Based on the theory of Barbier (1990) this research project approaches the whole of the printing industry and its machinery as a ‘technical system’, that supersedes the individual technological innovations. The balance can rigorously be disturbed by the introduction of an single innovation, which can be a it a new machine, technique or procedure. When imbalanced the structure can restore itself by the introduction of other innovations in other parts of the system, by which the system will re-balance. These developments make the introduction of new technology a process of ‘longue durée’, which can stretch over more than a century.
The sources of this research will be (1) the actual machines, as they are preserved in some Belgian collections (industrial-archaeological research is an intrinsic part of the project) (2) archival sources, business records of the printing industry, notarial documents, government sources (statistics, industrial statistics, permits and patents…) and documents relating to industrial exhibitions; (3) contemporary publications (manuals, educational editions,…); and (4)contemporary books and ephemera .

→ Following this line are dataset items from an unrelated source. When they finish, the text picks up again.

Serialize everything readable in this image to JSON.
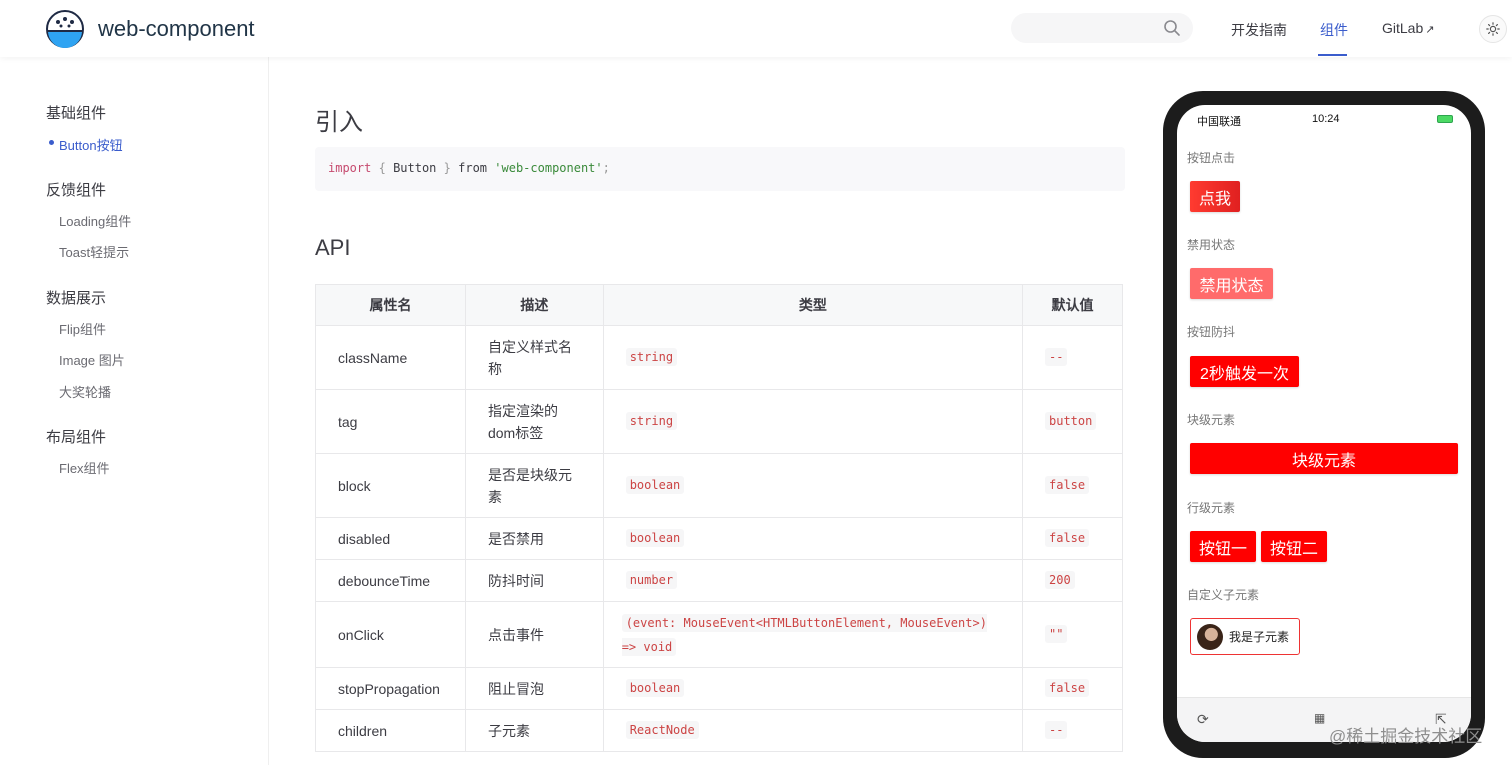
{
  "header": {
    "title": "web-component",
    "nav": [
      {
        "label": "开发指南"
      },
      {
        "label": "组件"
      },
      {
        "label": "GitLab"
      }
    ]
  },
  "sidebar": {
    "groups": [
      {
        "title": "基础组件",
        "items": [
          "Button按钮"
        ]
      },
      {
        "title": "反馈组件",
        "items": [
          "Loading组件",
          "Toast轻提示"
        ]
      },
      {
        "title": "数据展示",
        "items": [
          "Flip组件",
          "Image 图片",
          "大奖轮播"
        ]
      },
      {
        "title": "布局组件",
        "items": [
          "Flex组件"
        ]
      }
    ]
  },
  "main": {
    "import_heading": "引入",
    "code": {
      "kw": "import",
      "open": "{",
      "name": "Button",
      "close": "}",
      "from": "from",
      "module": "'web-component'",
      "semi": ";"
    },
    "api_heading": "API",
    "table": {
      "headers": [
        "属性名",
        "描述",
        "类型",
        "默认值"
      ],
      "rows": [
        {
          "name": "className",
          "desc": "自定义样式名称",
          "type": "string",
          "default": "--"
        },
        {
          "name": "tag",
          "desc": "指定渲染的dom标签",
          "type": "string",
          "default": "button"
        },
        {
          "name": "block",
          "desc": "是否是块级元素",
          "type": "boolean",
          "default": "false"
        },
        {
          "name": "disabled",
          "desc": "是否禁用",
          "type": "boolean",
          "default": "false"
        },
        {
          "name": "debounceTime",
          "desc": "防抖时间",
          "type": "number",
          "default": "200"
        },
        {
          "name": "onClick",
          "desc": "点击事件",
          "type": "(event: MouseEvent<HTMLButtonElement, MouseEvent>) => void",
          "default": "\"\""
        },
        {
          "name": "stopPropagation",
          "desc": "阻止冒泡",
          "type": "boolean",
          "default": "false"
        },
        {
          "name": "children",
          "desc": "子元素",
          "type": "ReactNode",
          "default": "--"
        }
      ]
    }
  },
  "phone": {
    "carrier": "中国联通",
    "time": "10:24",
    "sections": [
      {
        "label": "按钮点击",
        "buttons": [
          "点我"
        ]
      },
      {
        "label": "禁用状态",
        "buttons": [
          "禁用状态"
        ]
      },
      {
        "label": "按钮防抖",
        "buttons": [
          "2秒触发一次"
        ]
      },
      {
        "label": "块级元素",
        "buttons": [
          "块级元素"
        ]
      },
      {
        "label": "行级元素",
        "buttons": [
          "按钮一",
          "按钮二"
        ]
      },
      {
        "label": "自定义子元素",
        "buttons": [
          "我是子元素"
        ]
      }
    ]
  },
  "watermark": "@稀土掘金技术社区"
}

- ‘De negentiende eeuw was de eeuw van het boek’ , Van der Weel, Adriaan, Onbehagen in de Schriftcultuur. Leesrevoluties in de negentiende en twintigste eeuw. Rede uitgesproken bij de aanvaarding van het ambt van bijzonder hoogleraar in de moderne geschiedenis van het boek aan de Universiteit Leiden op 20 oktober 2007. Amsterdam, 2007, p. 5.
- Frédéric Barbier, L’industrialisation des techniques, in, Roger Chartier en Henri-Jean Martin, Histoire de l’édition francaise,3. Le temps des éditeurs. Du romantisme à la belle époque, Fayard, s.l., 2e uitg., P. 51.